Rosemary Drachman Taylor,Class of 1916 (deceased)
Writer

“There’s Rosemary, that’s for remembrance” is the quote below her photo in her Tucson High 1916 annual. This could not have been more appropriate, for it is a book of “remembrance” for which she is most noted. She is the sister of Oliver Drachman and a cousin of Roy Drachman, who are also in our Badger Hall of Fame.
Rosemary was snap-shot editor of the Tucsonian in 1913-14 and editor-in-chief in 1914-15. She was an honor student here and at Stanford. The director of student plays she wrote then later directed plays based on her books. After graduation, she toured Europe before becoming Dean of Women at Stanford. A chance meeting in his way to cover the Riff War in Morocco and she decided to join him. She served as foreign correspondent for the Tucson Citizen, 1924-1935.

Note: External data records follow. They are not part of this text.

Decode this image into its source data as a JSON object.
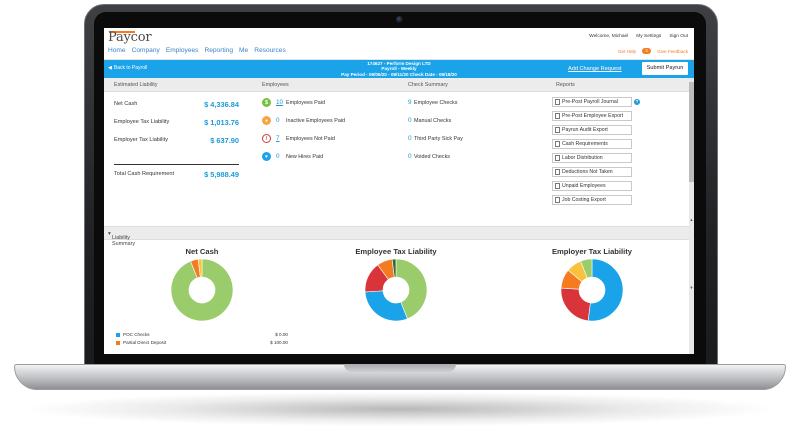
{
  "app": {
    "logo": "Paycor",
    "nav": [
      "Home",
      "Company",
      "Employees",
      "Reporting",
      "Me",
      "Resources"
    ],
    "util_links": [
      "Welcome, Michael",
      "My Settings",
      "Sign Out"
    ],
    "get_help": "Get Help",
    "help_count": "3",
    "give_feedback": "Give Feedback"
  },
  "payroll_bar": {
    "back_label": "Back to Payroll",
    "line1": "174627 - Perform Design LTD",
    "line2": "Payroll - Weekly",
    "line3": "Pay Period - 09/05/20 - 09/11/20    Check Date - 09/18/20",
    "add_change_request": "Add Change Request",
    "submit_label": "Submit Payrun"
  },
  "sections": {
    "liability": "Estimated Liability",
    "employees": "Employees",
    "check_summary": "Check Summary",
    "reports": "Reports"
  },
  "liability": [
    {
      "label": "Net Cash",
      "amount": "$ 4,336.84"
    },
    {
      "label": "Employee Tax Liability",
      "amount": "$ 1,013.76"
    },
    {
      "label": "Employer Tax Liability",
      "amount": "$ 637.90"
    },
    {
      "label": "Total Cash Requirement",
      "amount": "$ 5,988.49"
    }
  ],
  "employees": [
    {
      "count": "10",
      "label": "Employees Paid",
      "icon": "dollar-icon",
      "color": "#7ac142",
      "link": true
    },
    {
      "count": "0",
      "label": "Inactive Employees Paid",
      "icon": "inactive-person-icon",
      "color": "#f7a541",
      "link": false
    },
    {
      "count": "7",
      "label": "Employees Not Paid",
      "icon": "not-paid-icon",
      "color": "#d9343a",
      "link": true
    },
    {
      "count": "0",
      "label": "New Hires Paid",
      "icon": "new-hire-icon",
      "color": "#1aa3e8",
      "link": false
    }
  ],
  "checks": [
    {
      "count": "9",
      "label": "Employee Checks"
    },
    {
      "count": "0",
      "label": "Manual Checks"
    },
    {
      "count": "0",
      "label": "Third Party Sick Pay"
    },
    {
      "count": "0",
      "label": "Voided Checks"
    }
  ],
  "reports": [
    "Pre-Post Payroll Journal",
    "Pre-Post Employee Export",
    "Payrun Audit Export",
    "Cash Requirements",
    "Labor Distribution",
    "Deductions Not Taken",
    "Unpaid Employees",
    "Job Costing Export"
  ],
  "help_mark": "?",
  "liability_summary": "Liability Summary",
  "colors": {
    "blue": "#1aa3e8",
    "green": "#9bcc6b",
    "red": "#d9343a",
    "orange": "#f47b20",
    "yellow": "#f9c23c",
    "dark_green": "#2d6e3a"
  },
  "chart_data": [
    {
      "type": "pie",
      "title": "Net Cash",
      "categories": [
        "Green",
        "Orange",
        "Yellow"
      ],
      "values": [
        94,
        4,
        2
      ]
    },
    {
      "type": "pie",
      "title": "Employee Tax Liability",
      "categories": [
        "Green",
        "Blue",
        "Red",
        "Orange",
        "Dark Green"
      ],
      "values": [
        44,
        30,
        16,
        8,
        2
      ]
    },
    {
      "type": "pie",
      "title": "Employer Tax Liability",
      "categories": [
        "Blue",
        "Red",
        "Orange",
        "Yellow",
        "Green"
      ],
      "values": [
        52,
        24,
        10,
        8,
        6
      ]
    }
  ],
  "legend": [
    {
      "label": "POC Checks",
      "value": "$ 0.00",
      "color": "#1aa3e8"
    },
    {
      "label": "Partial Direct Deposit",
      "value": "$ 100.00",
      "color": "#f47b20"
    }
  ]
}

Her short stories appeared in Cosmopolitan, Saturday Evening Post, Colliers and other leading magazines of the time. Her first book, Chicken Every Sunday, the book of remembrance of life in Tucson, was begun in a siege of homesickness during a snow storm in Canada where she was living with her husband John Winchconde-Taylor. A best seller, it was translated into Spanish, French, German, and Norwegian; the Armed Forces published it for war-time troops overseas. The play based on it was produced on Broadway in 1944, with playwrights Julius J. and Philip C. Epstein, who wrote the screenplay for Casablanca and The Man Who Came to Dinner. The Twentieth Century Fox movie with Celeste Holm and Dan Dailey is still seen on late night TV.
She went on to write Riding the Rainbow, Bar-Nothing Ranch, Come Clean My Love, and Harem-Sarem. She returned to Tucson to spend her last years in her childhood home which she restored, where she took in renters. The historic residence, on University near Stone, now houses attorneys’ offices.